Second, even though participants in the deliberative (versus intuitive) condition did report that they engaged in more deliberation, and indeed took more time to make a decision, probably this still does not reflect the amount of deliberation that people engage in when making a choice in real life. It is likely that more deliberative thinking is required to overwrite the effects of anticipated happiness on choice, as we predicted. Thus, even though that we found converging (null) evidence that both individual difference measures and an experimental manipulation did not affect the role of happiness in decision-making at all, future research needs to try stronger manipulations of thinking style, in combination with actual rather than hypothetical choices.
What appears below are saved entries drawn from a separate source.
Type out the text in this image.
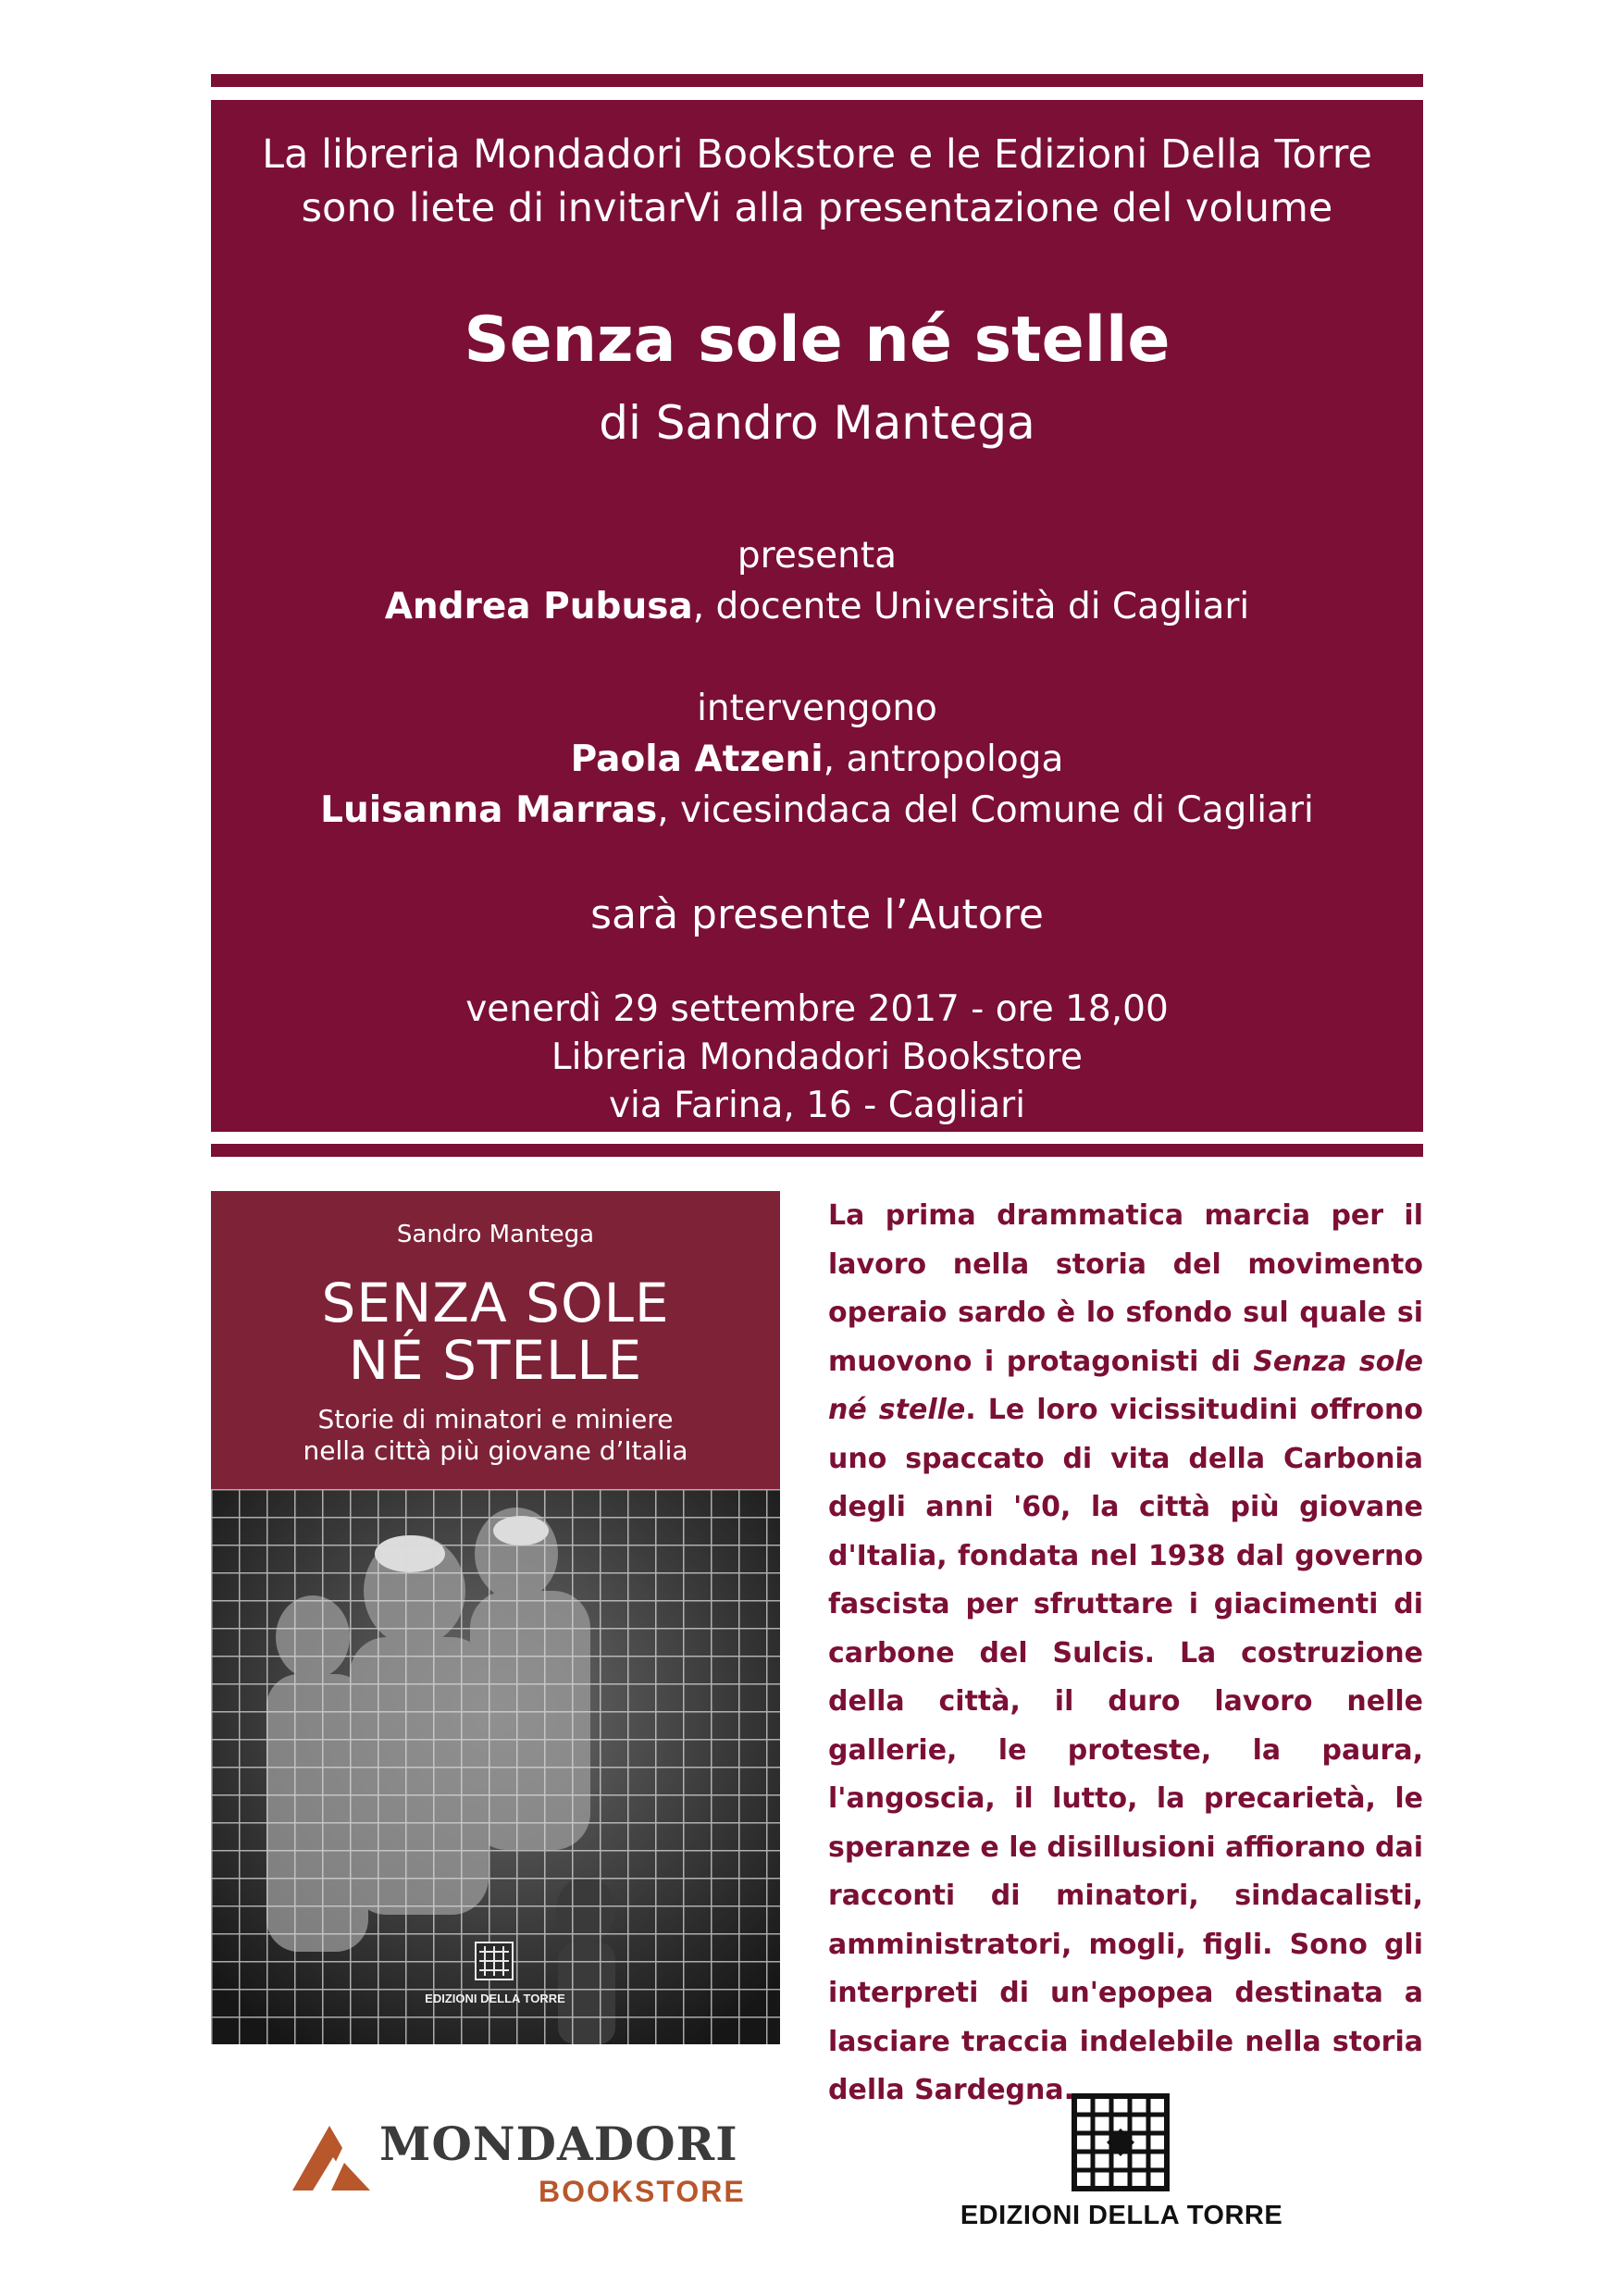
La libreria Mondadori Bookstore e le Edizioni Della Torre
sono liete di invitarVi alla presentazione del volume
Senza sole né stelle
di Sandro Mantega
presenta
Andrea Pubusa, docente Università di Cagliari
intervengono
Paola Atzeni, antropologa
Luisanna Marras, vicesindaca del Comune di Cagliari
sarà presente l’Autore
venerdì 29 settembre 2017 - ore 18,00
Libreria Mondadori Bookstore
via Farina, 16 - Cagliari
Sandro Mantega
SENZA SOLE
NÉ STELLE
Storie di minatori e miniere
nella città più giovane d’Italia
EDIZIONI DELLA TORRE
La prima drammatica marcia per il lavoro nella storia del movimento operaio sardo è lo sfondo sul quale si muovono i protagonisti di Senza sole né stelle. Le loro vicissitudini offrono uno spaccato di vita della Carbonia degli anni '60, la città più giovane d'Italia, fondata nel 1938 dal governo fascista per sfruttare i giacimenti di carbone del Sulcis. La costruzione della città, il duro lavoro nelle gallerie, le proteste, la paura, l'angoscia, il lutto, la precarietà, le speranze e le disillusioni affiorano dai racconti di minatori, sindacalisti, amministratori, mogli, figli. Sono gli interpreti di un'epopea destinata a lasciare traccia indelebile nella storia della Sardegna.
MONDADORI
BOOKSTORE
EDIZIONI DELLA TORRE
Finally, participants were instructed explicitly to reflect on the anticipated happiness of a choice option, which in itself may have influenced their subsequent choice. For example, the anticipated happiness question may have served as a ‘prime’ for the choice. With regard to this point, our study arguably is a methodological improvement to the Benjamin et al. (2012) study, in which participants responded to the anticipated happiness, and to the choice question right after each other, whereas in our study there was at least five days in between the anticipated happiness question and the choice. Still, we do not know to what extent in real life people spontaneously make an estimation of the happiness outcomes of a choice before they actually make a choice.

Conclusion

The present research found the effect of anticipated happiness on choice, irrespective of participants’ way and preference of thinking (and irrespective of subjective happiness, materialistic value, and pursuit of happiness; as shown in the online supporting materials). In other words, we did not find support that any seemingly relevant personality characteristic, nor an induced decision style, weakened (nor strengthened) the influence of anticipated happiness on the choices that participants made. Although these findings should be considered in light of some limitations, they are consistent with the general idea that happiness is a prominent driver in the lives of most people. It is our hope that the present results form a springboard to further examine this topic.